Surgical treatment of epilepsy in Sturge-Weber syndrome in children.

OBJECT

The authors sought to analyze the success rate of surgery in the management of medically intractable epilepsy in children with Sturge-Weber syndrome and to determine whether the extent and timing of surgery affected seizure and developmental outcomes.

METHODS

The authors performed a retrospective review of 27 children who underwent surgery at their institution for medically resistant epilepsy, and they examined the outcomes with regard to epilepsy control and neuropsychological development. Seventeen children (63%) experienced onset of their epilepsy when they were younger than 1 year of age. These patients were significantly more likely to have hemiparesis (p < or =0.001) and status epilepticus (p < or = 0.001) and be developmentally delayed (p < or = 0.025) than children whose epilepsy started later in life. Eight patients underwent a hemispherectomy (either anatomical or functional), and complete resolution of epilepsy was noted in all. Of the 19 patients in whom a focal resection was performed, 11 (58%) became seizure free. The 10 children in whom there was residual disease were more likely to have continuing epilepsy than the nine whose lesions were completely excised (p< or = 0.05).
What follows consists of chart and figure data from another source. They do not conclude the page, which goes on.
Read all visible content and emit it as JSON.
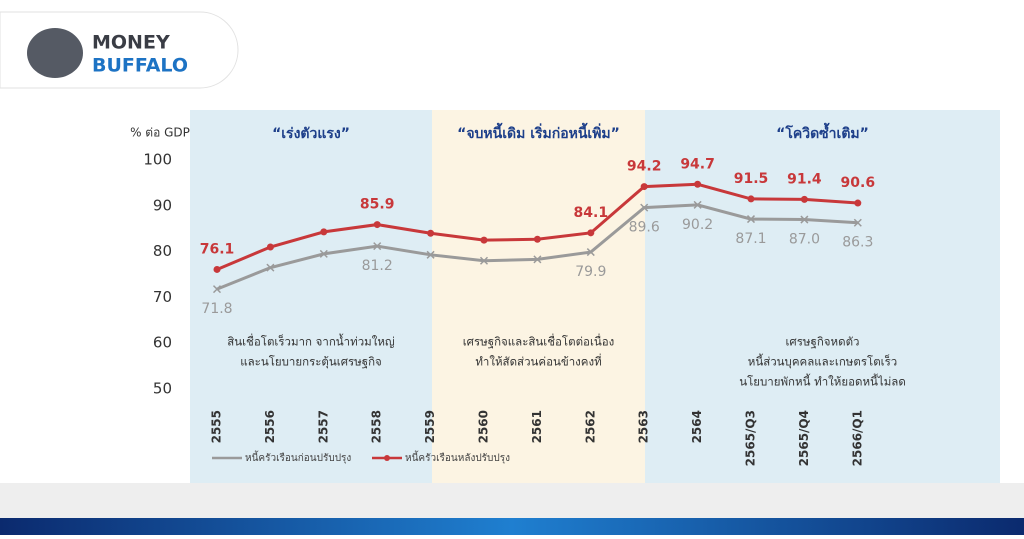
{
  "logo": {
    "line1": "MONEY",
    "line2": "BUFFALO"
  },
  "chart_data": {
    "type": "line",
    "y_label": "% ต่อ GDP",
    "categories": [
      "2555",
      "2556",
      "2557",
      "2558",
      "2559",
      "2560",
      "2561",
      "2562",
      "2563",
      "2564",
      "2565/Q3",
      "2565/Q4",
      "2566/Q1"
    ],
    "series": [
      {
        "name": "หนี้ครัวเรือนก่อนปรับปรุง",
        "color": "#9a9a9a",
        "marker": "x",
        "values": [
          71.8,
          76.5,
          79.5,
          81.2,
          79.3,
          78.0,
          78.3,
          79.9,
          89.6,
          90.2,
          87.1,
          87.0,
          86.3
        ],
        "value_labels": [
          "71.8",
          null,
          null,
          "81.2",
          null,
          null,
          null,
          "79.9",
          "89.6",
          "90.2",
          "87.1",
          "87.0",
          "86.3"
        ]
      },
      {
        "name": "หนี้ครัวเรือนหลังปรับปรุง",
        "color": "#c8383a",
        "marker": "circle",
        "values": [
          76.1,
          81.0,
          84.3,
          85.9,
          84.0,
          82.5,
          82.7,
          84.1,
          94.2,
          94.7,
          91.5,
          91.4,
          90.6
        ],
        "value_labels": [
          "76.1",
          null,
          null,
          "85.9",
          null,
          null,
          null,
          "84.1",
          "94.2",
          "94.7",
          "91.5",
          "91.4",
          "90.6"
        ]
      }
    ],
    "ylim": [
      50,
      100
    ],
    "yticks": [
      50,
      60,
      70,
      80,
      90,
      100
    ],
    "legend": "bottom",
    "sections": [
      {
        "title": "“เร่งตัวแรง”",
        "color": "#deedf4",
        "notes": [
          "สินเชื่อโตเร็วมาก จากน้ำท่วมใหญ่",
          "และนโยบายกระตุ้นเศรษฐกิจ"
        ]
      },
      {
        "title": "“จบหนี้เดิม เริ่มก่อหนี้เพิ่ม”",
        "color": "#fcf4e3",
        "notes": [
          "เศรษฐกิจและสินเชื่อโตต่อเนื่อง",
          "ทำให้สัดส่วนค่อนข้างคงที่"
        ]
      },
      {
        "title": "“โควิดซ้ำเติม”",
        "color": "#deedf4",
        "notes": [
          "เศรษฐกิจหดตัว",
          "หนี้ส่วนบุคคลและเกษตรโตเร็ว",
          "นโยบายพักหนี้ ทำให้ยอดหนี้ไม่ลด"
        ]
      }
    ]
  }
}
Seventeen children exhibited improvement in their developmental status following surgery. This improvement was significantly affected by completeness of resection (p< or = 0.05) and age at surgery (p< or = 0.009). Seizure freedom per se was not affected by the timing of surgery.

CONCLUSIONS

Medically intractable epilepsy in children can be treated effectively by surgery. The degree of resection or disconnection of diseased tissue, but not patient age at the time of surgery, is an important factor in achieving epilepsy control. Early surgery is more likely to improve developmental outcome.